Microsoft could sell 1 Million copies of a $0.99 app that did nothing but sync and view Office files with no editing capabilities at all. Throw in basic editing and charge $10, or just include a code for a free license when you buy Office for the desktop. This isn’t rocket science.

The iPhone economy, as they call it, is instead slowly developing replacements and workarounds. It won’t be long before this won’t matter because no one will need Office for the iPhone. Which is good for users, but bad for Microsoft. Considering Office 2008 for Mac wasn’t worth buying, I don’t know how they’ll be able to hang on to any customers.

Economic Growth?

21st century economies will be powered by smart growth. Not all growth is created equal. Some kinds of growth are more valuable than others. Where dumb growth is unsustainable, unfair, and brittle, smart growth is sustainable, equitable, and resilient.

-Umair Haque on HarvardBusiness.org

I’m glad someone else is talking about this. I mean, besides my paranoid, raving tirades on Porch Night en Studio (Hi guys!).

The Problem Is…

The ingrained business culture in America is based on rules for a system that hasn’t existed for a long time. We manufacture very little, outsource a lot, subsidize too much, and send (for all practical purposes) all our raw materials overseas.

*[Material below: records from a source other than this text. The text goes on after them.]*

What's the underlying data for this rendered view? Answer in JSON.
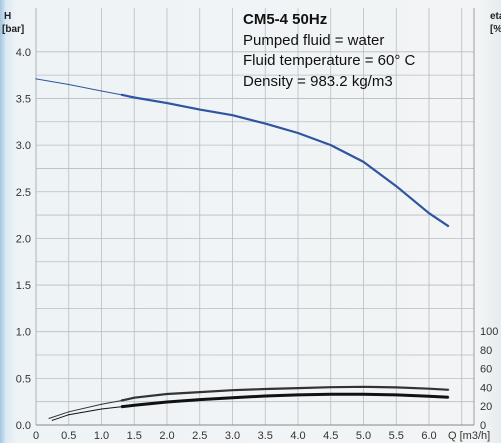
{
  "chart_data": {
    "type": "line",
    "x_label": "Q [m3/h]",
    "y_left_label": "H",
    "y_left_unit": "[bar]",
    "y_right_label": "eta",
    "y_right_unit": "[%]",
    "x_range": [
      0,
      6.5
    ],
    "y_left_range": [
      0,
      4.2
    ],
    "y_right_range": [
      0,
      130
    ],
    "x_ticks": [
      "0",
      "0.5",
      "1.0",
      "1.5",
      "2.0",
      "2.5",
      "3.0",
      "3.5",
      "4.0",
      "4.5",
      "5.0",
      "5.5",
      "6.0"
    ],
    "x_ticks_last": "Q [m3/h]",
    "y_left_ticks": [
      "0.0",
      "0.5",
      "1.0",
      "1.5",
      "2.0",
      "2.5",
      "3.0",
      "3.5",
      "4.0"
    ],
    "y_right_ticks": [
      "0",
      "20",
      "40",
      "60",
      "80",
      "100"
    ],
    "grid": true,
    "annotation": {
      "title": "CM5-4  50Hz",
      "lines": [
        "Pumped fluid = water",
        "Fluid temperature = 60° C",
        "Density = 983.2 kg/m3"
      ]
    },
    "series": [
      {
        "axis": "left",
        "color": "#2f55a0",
        "x": [
          0,
          0.5,
          1.0,
          1.3,
          1.5,
          2.0,
          2.5,
          3.0,
          3.5,
          4.0,
          4.5,
          5.0,
          5.5,
          6.0,
          6.3
        ],
        "y": [
          3.71,
          3.65,
          3.58,
          3.54,
          3.51,
          3.45,
          3.38,
          3.32,
          3.23,
          3.13,
          3.0,
          2.82,
          2.56,
          2.27,
          2.13
        ]
      },
      {
        "axis": "right",
        "color": "#333333",
        "x": [
          0.2,
          0.5,
          1.0,
          1.3,
          1.5,
          2.0,
          2.5,
          3.0,
          3.5,
          4.0,
          4.5,
          5.0,
          5.5,
          6.0,
          6.3
        ],
        "y": [
          7,
          14,
          22,
          26,
          29,
          33,
          35,
          37,
          38.3,
          39.3,
          40.2,
          40.6,
          40,
          38.6,
          37.5
        ]
      },
      {
        "axis": "right",
        "color": "#111111",
        "x": [
          0.25,
          0.5,
          1.0,
          1.3,
          1.5,
          2.0,
          2.5,
          3.0,
          3.5,
          4.0,
          4.5,
          5.0,
          5.5,
          6.0,
          6.3
        ],
        "y": [
          5,
          11,
          17,
          19.5,
          21,
          24.5,
          27,
          29,
          30.8,
          32,
          32.8,
          32.8,
          32,
          30.5,
          29.5
        ]
      }
    ]
  }
}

As long as this makes financial sense it will happen, but that doesn’t mean it is good for our economy in the long-term. We’ll soon have “too many chiefs” as they say; if we eliminate the domestic intellectual, creative, and skilled-worker “classes” who will be left to afford college, go out to eat, and buy the things we manufacture and ship back from Taiwan? There is a limit to this growth that in my mind is approaching faster than we think.

The Solution Is…

We can change direction, restructure large segments of our economy, or realize too late that we were being short sighted and foolish. I personally think the last option is the most likely.

The Reality Is…

Culture, regulation, and “mindsets” are always years behind fundamental changes in the way we do things. Just as the average American harkens all civic and scientific knowledge back to primary education, despite intermediate progress in those fields, the average business person harkens business understanding and operations back to their “formative” years in business. Changing ingrained knowledge, understanding, and practice is very hard. This a phenomenon I call “Being a Human.”